Peak Performance
Sleep is essential for the brain and peak performance. There are many implications of poor sleep on the brain and cognition:
Inattention and Hyperactivity: Concentration is vital to learning and academic success, but insufficient sleep reduces attention. Poor sleep can also mimic the symptoms of attention-deficit/hyperactivity disorder (ADHD).
Memory Loss: Memory processing and consolidation occur during sleep. Without adequate sleep, you may not create memories or recall stored information.
Confusion: Inadequate sleep can impair your ability to process information in an orderly manner, such as following step-by-step instructions in a manual.
Reduced Creativity: Sleep fragmentation may impair your ability to connect diverse concepts necessary for thinking creatively.
Sleepiness: Drowsiness can impact your academic and work performance. Dozing for seconds, known as microsleeps, can cause you to fall asleep at your desk and in meetings, reducing attention, learning, and processing.
Risk Behaviour: Limited sleep can hinder the parts of the brain involved in making good decisions, increasing risk-taking behaviors.
Irritability: Quality sleep is correlated with healthy emotional regulation, making individuals who fail to get enough sleep more likely to be irritable and aggressive.
Depression and Anxiety: Sleep disruption co-exists with depression and anxiety.
Cognitive Inflexiblity: Lack of sleep can hinder cognitive flexibility, reducing adaptation to uncertain or changing circumstances.
Suboptimal Athletic Performance: Sleep deprivation impairs overall athletic speed, accuracy, endurance, reaction time, learning, and decision making, potentially resulting in loss and injury.
Although poor sleep can impair cognition, optimizing sleep can enhance cognitive performance.
What we offer at Sleep and Brain
At Sleep and Brain, we conduct a detailed clinical history and specialized physical examination to evaluate if a sleep disorder is impairing your cognitive and athletic performance. We prudently assess for sleep disorders as exampled below:
Sleep-Disordered Breathing
The repetitive breathing interruptions cause sleepiness and cognitive issues related to attention, thinking, memory, and communication.
Periodic Limb Movement Disorder
You or your child may unknowingly kick their legs intermittently during sleep. The limb movements can disrupt sleep and cause arousals which heighten inattention and hyperactivity.
Insomnia
Insomnia, defined as difficulty falling asleep, staying asleep, awakening too early, or non-restorative sleep, can impair cognition.
Sleep Deprivation
Sleep deprivation may worsen symptoms of anxiety and depression and make you prone to make errors, fail to learn new information, suffer deficits in memory, or have impaired decision-making.
Understanding the cause of you or your child's sleep problems is essential to customize a treatment regime for both the sleep disorder and cognition.

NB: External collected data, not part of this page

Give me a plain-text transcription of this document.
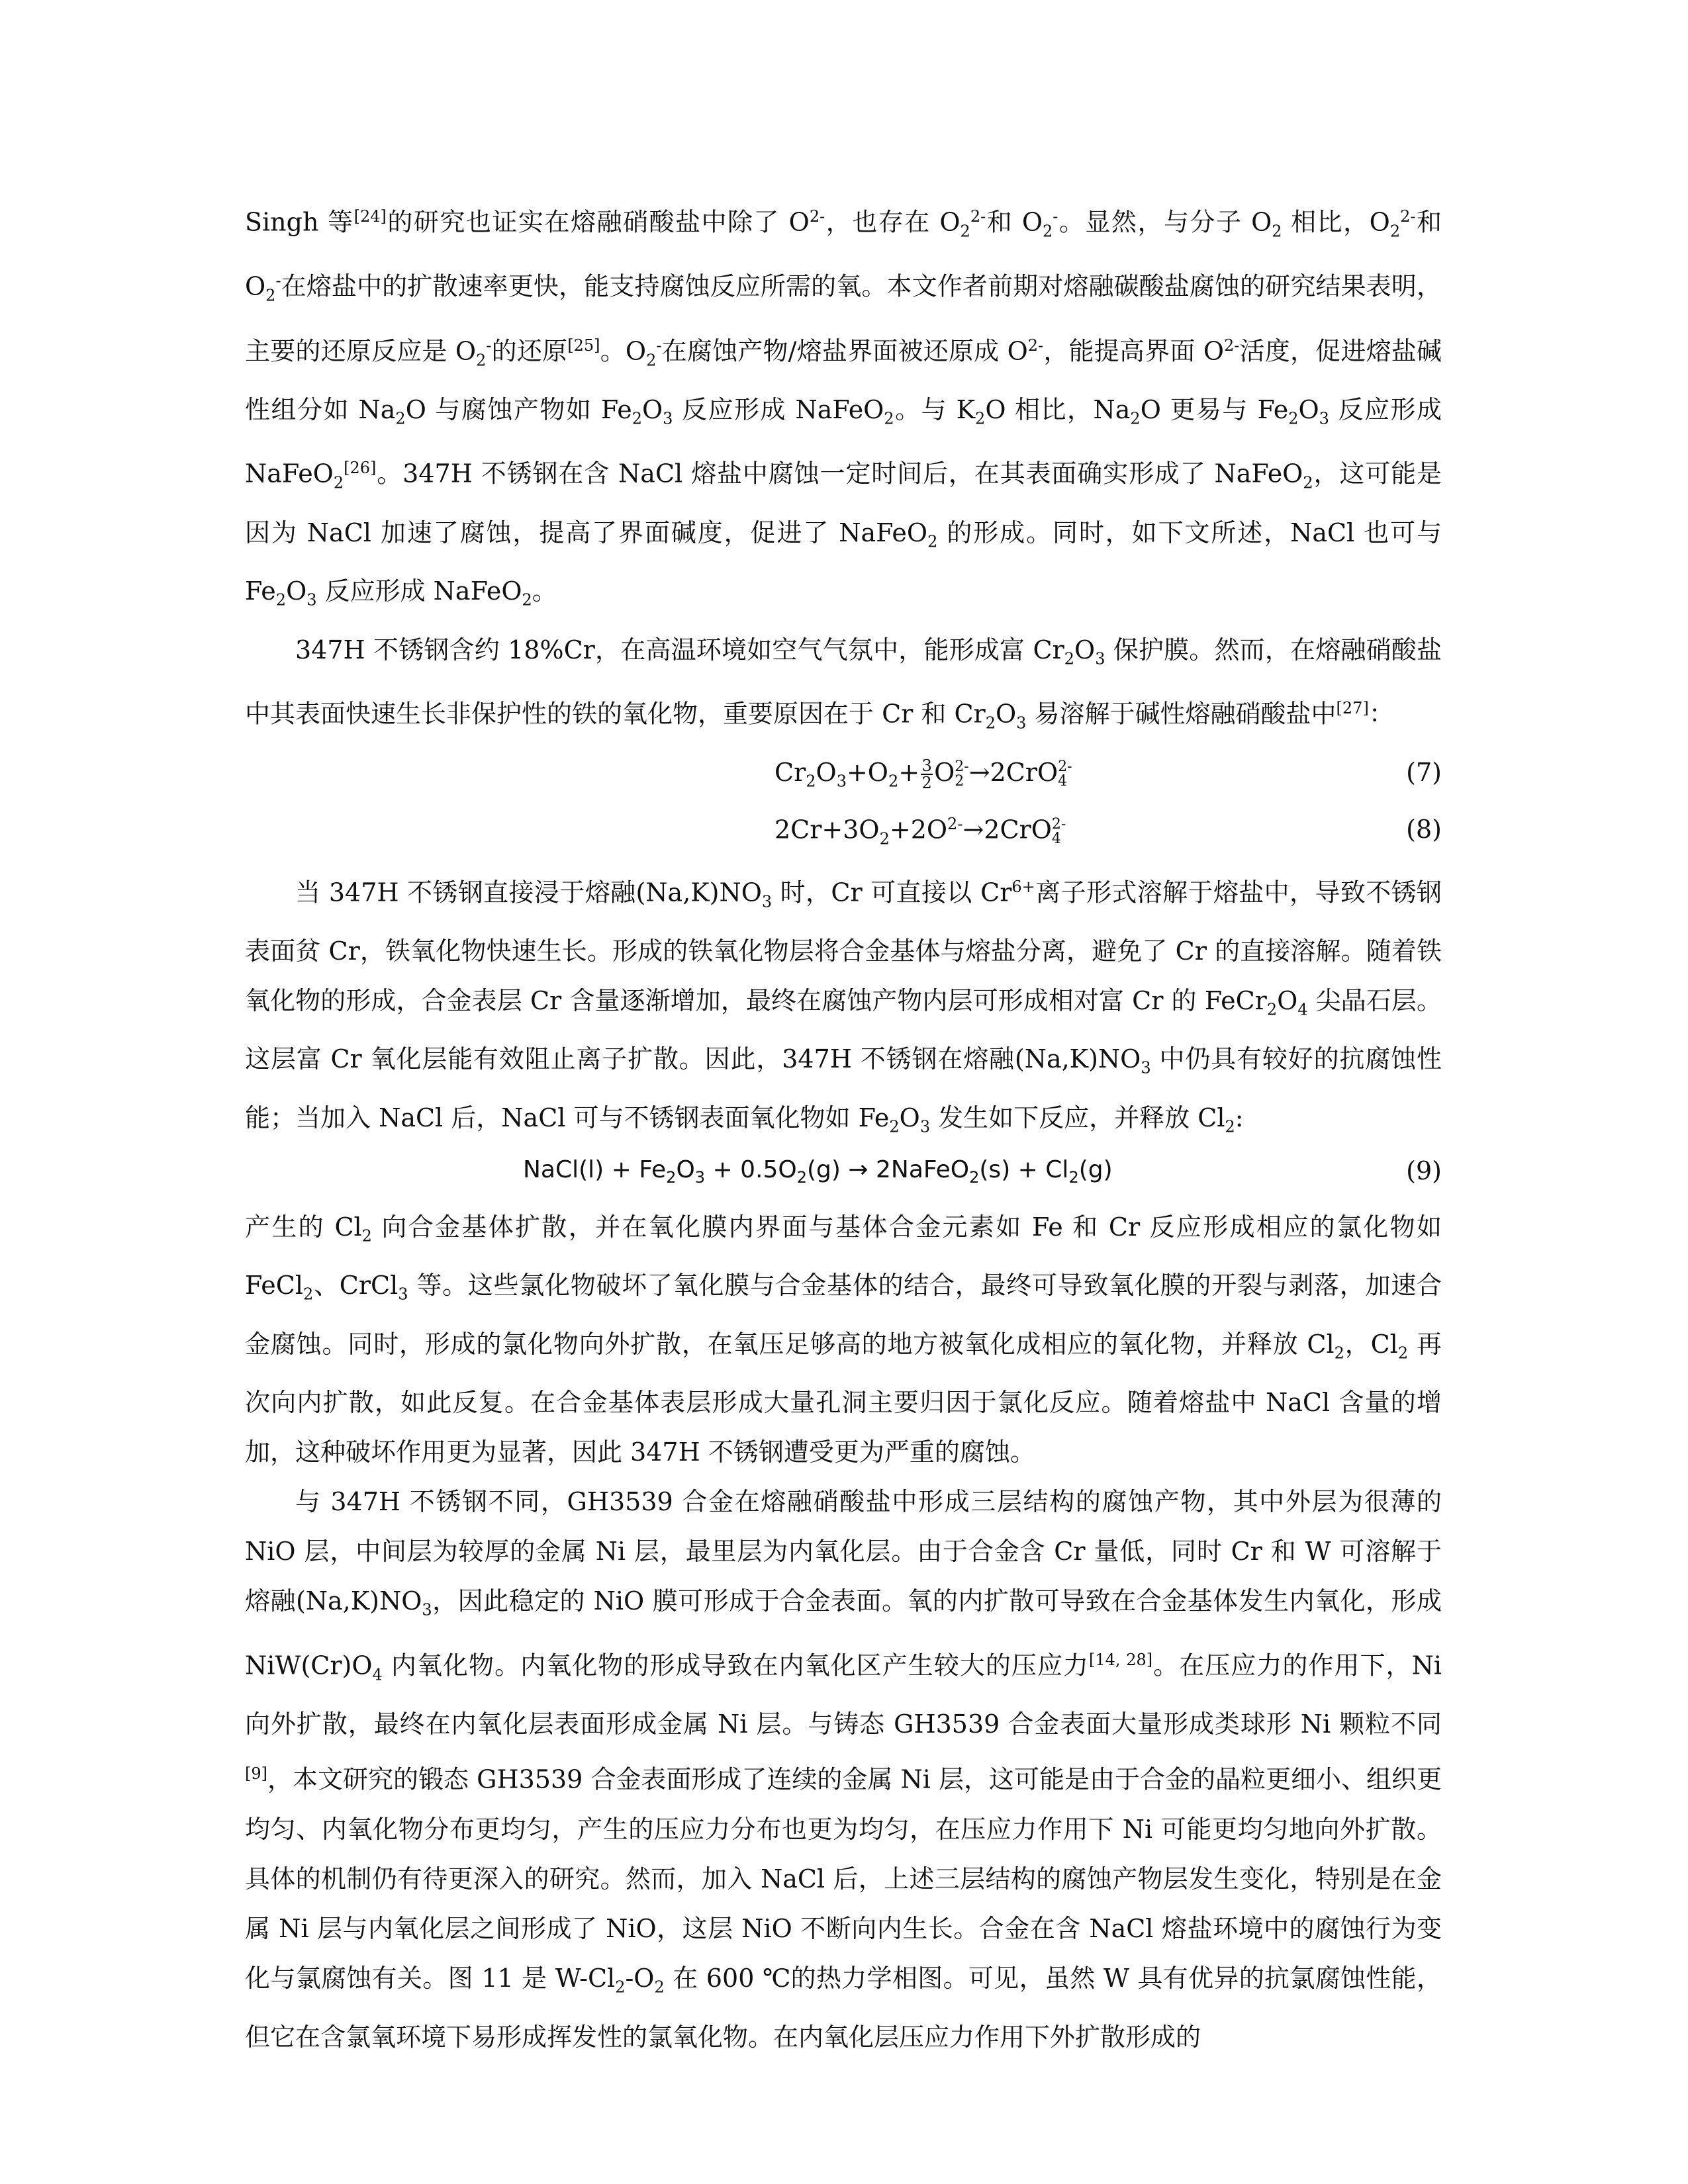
Singh 等[24]的研究也证实在熔融硝酸盐中除了 $O^{2-}$，也存在 $O_2^{2-}$和 $O_2^-$。显然，与分子 $O_2$ 相比，$O_2^{2-}$和 $O_2^-$在熔盐中的扩散速率更快，能支持腐蚀反应所需的氧。本文作者前期对熔融碳酸盐腐蚀的研究结果表明，主要的还原反应是 $O_2^-$的还原[25]。$O_2^-$在腐蚀产物/熔盐界面被还原成 $O^{2-}$，能提高界面 $O^{2-}$活度，促进熔盐碱性组分如 $Na_2O$ 与腐蚀产物如 $Fe_2O_3$ 反应形成 NaFeO$_2$。与 $K_2O$ 相比，$Na_2O$ 更易与 $Fe_2O_3$ 反应形成 NaFeO$_2$[26]。347H 不锈钢在含 NaCl 熔盐中腐蚀一定时间后，在其表面确实形成了 NaFeO$_2$，这可能是因为 NaCl 加速了腐蚀，提高了界面碱度，促进了 NaFeO$_2$ 的形成。同时，如下文所述，NaCl 也可与 $Fe_2O_3$ 反应形成 NaFeO$_2$。

347H 不锈钢含约 18%Cr，在高温环境如空气气氛中，能形成富 $Cr_2O_3$ 保护膜。然而，在熔融硝酸盐中其表面快速生长非保护性的铁的氧化物，重要原因在于 Cr 和 $Cr_2O_3$ 易溶解于碱性熔融硝酸盐中[27]：

$Cr_2O_3+O_2+ \frac{3}{2}$ O 2-
2 →2CrO 2-
4	(7)
$2Cr+3O_2+2O^{2-}\to 2CrO$ 2-
4	(8)

当 347H 不锈钢直接浸于熔融$(Na,K)NO_3$ 时，Cr 可直接以 $Cr^{6+}$离子形式溶解于熔盐中，导致不锈钢表面贫 Cr，铁氧化物快速生长。形成的铁氧化物层将合金基体与熔盐分离，避免了 Cr 的直接溶解。随着铁氧化物的形成，合金表层 Cr 含量逐渐增加，最终在腐蚀产物内层可形成相对富 Cr 的 $FeCr_2O_4$ 尖晶石层。这层富 Cr 氧化层能有效阻止离子扩散。因此，347H 不锈钢在熔融$(Na,K)NO_3$ 中仍具有较好的抗腐蚀性能；当加入 NaCl 后，NaCl 可与不锈钢表面氧化物如 $Fe_2O_3$ 发生如下反应，并释放 $Cl_2$:

NaCl(l) + $Fe_2O_3 + 0.5O_2(g)$ → 2NaFeO$_2$(s) + $Cl_2(g)$	(9)

产生的 $Cl_2$ 向合金基体扩散，并在氧化膜内界面与基体合金元素如 Fe 和 Cr 反应形成相应的氯化物如 FeCl$_2$、CrCl$_3$ 等。这些氯化物破坏了氧化膜与合金基体的结合，最终可导致氧化膜的开裂与剥落，加速合金腐蚀。同时，形成的氯化物向外扩散，在氧压足够高的地方被氧化成相应的氧化物，并释放 $Cl_2$，$Cl_2$ 再次向内扩散，如此反复。在合金基体表层形成大量孔洞主要归因于氯化反应。随着熔盐中 NaCl 含量的增加，这种破坏作用更为显著，因此 347H 不锈钢遭受更为严重的腐蚀。

与 347H 不锈钢不同，GH3539 合金在熔融硝酸盐中形成三层结构的腐蚀产物，其中外层为很薄的 NiO 层，中间层为较厚的金属 Ni 层，最里层为内氧化层。由于合金含 Cr 量低，同时 Cr 和 W 可溶解于熔融$(Na,K)NO_3$，因此稳定的 NiO 膜可形成于合金表面。氧的内扩散可导致在合金基体发生内氧化，形成 $NiW(Cr)O_4$ 内氧化物。内氧化物的形成导致在内氧化区产生较大的压应力[14, 28]。在压应力的作用下，Ni 向外扩散，最终在内氧化层表面形成金属 Ni 层。与铸态 GH3539 合金表面大量形成类球形 Ni 颗粒不同[9]，本文研究的锻态 GH3539 合金表面形成了连续的金属 Ni 层，这可能是由于合金的晶粒更细小、组织更均匀、内氧化物分布更均匀，产生的压应力分布也更为均匀，在压应力作用下 Ni 可能更均匀地向外扩散。具体的机制仍有待更深入的研究。然而，加入 NaCl 后，上述三层结构的腐蚀产物层发生变化，特别是在金属 Ni 层与内氧化层之间形成了 NiO，这层 NiO 不断向内生长。合金在含 NaCl 熔盐环境中的腐蚀行为变化与氯腐蚀有关。图 11 是 $W-Cl_2-O_2$ 在 600 ℃的热力学相图。可见，虽然 W 具有优异的抗氯腐蚀性能，但它在含氯氧环境下易形成挥发性的氯氧化物。在内氧化层压应力作用下外扩散形成的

Treating sleep problems may improve performance because, as mentioned, disordered sleep symptoms can fragment and reduce sleep. We direct treatment toward the sleep disorder as exampled below:
Removing the tonsils, expanding the palate, and starting CPAP can help disordered sleep symptoms.
Iron and dopamine deficiencies can cause RLS and PLMD. We treat RLS with iron supplements, medication, and non-medication therapies.
Identifying and eliminating the cause of awakenings from sleep
Utilizing light therapy to advance or delay your sleep cycle
In addition to treating an underlying sleep disorder, we institute robust sleep hygiene interventions, as partly described below, to make going to bed a pleasant experience and reduce anxiety:
Ensuring your bedroom environment is conducive to sleep
Eliminating sources of sleep interruption like light and noise
Optimizing your diet as food can promote and hinder sleep
Assessing your nighttime habits and rituals
For athletes, in particular, we recommend:
Maintaining a consistent training schedule to avoid over-exertion
Avoid early and late training sessions and competitions that can affect sleep quantity and quality
Naps less than an hour and before 3 pm.
Avoiding mental stressors that can affect sleep quality and impact performance.
A state of hyperarousal, frequently marked by worry, is a critical factor of insomnia. CBT-I reduces negative thoughts about going to bed, a type of anticipatory anxiety that challenges healthy sleep schedules. Even after falling asleep, you may awaken with anxiety in the middle of the night. CBT-I reorients negative thinking and helps you return to sleep when your mind races with worry. We also utilize relaxation techniques as part of our CBT-I to reduce anxiety and make it easier to fall asleep quickly and peacefully. Guided imagery, deep breathing, and mindfulness meditation are just a few approaches to putting your mind at ease and improving your sleep and performance.
Several medication classes to improve cognition, including anti-cholinesterase drugs and stimulants. However, these medications mitigate symptoms rather than cure the underlying cause. We judiciously use medications to treat an identified underlying cause.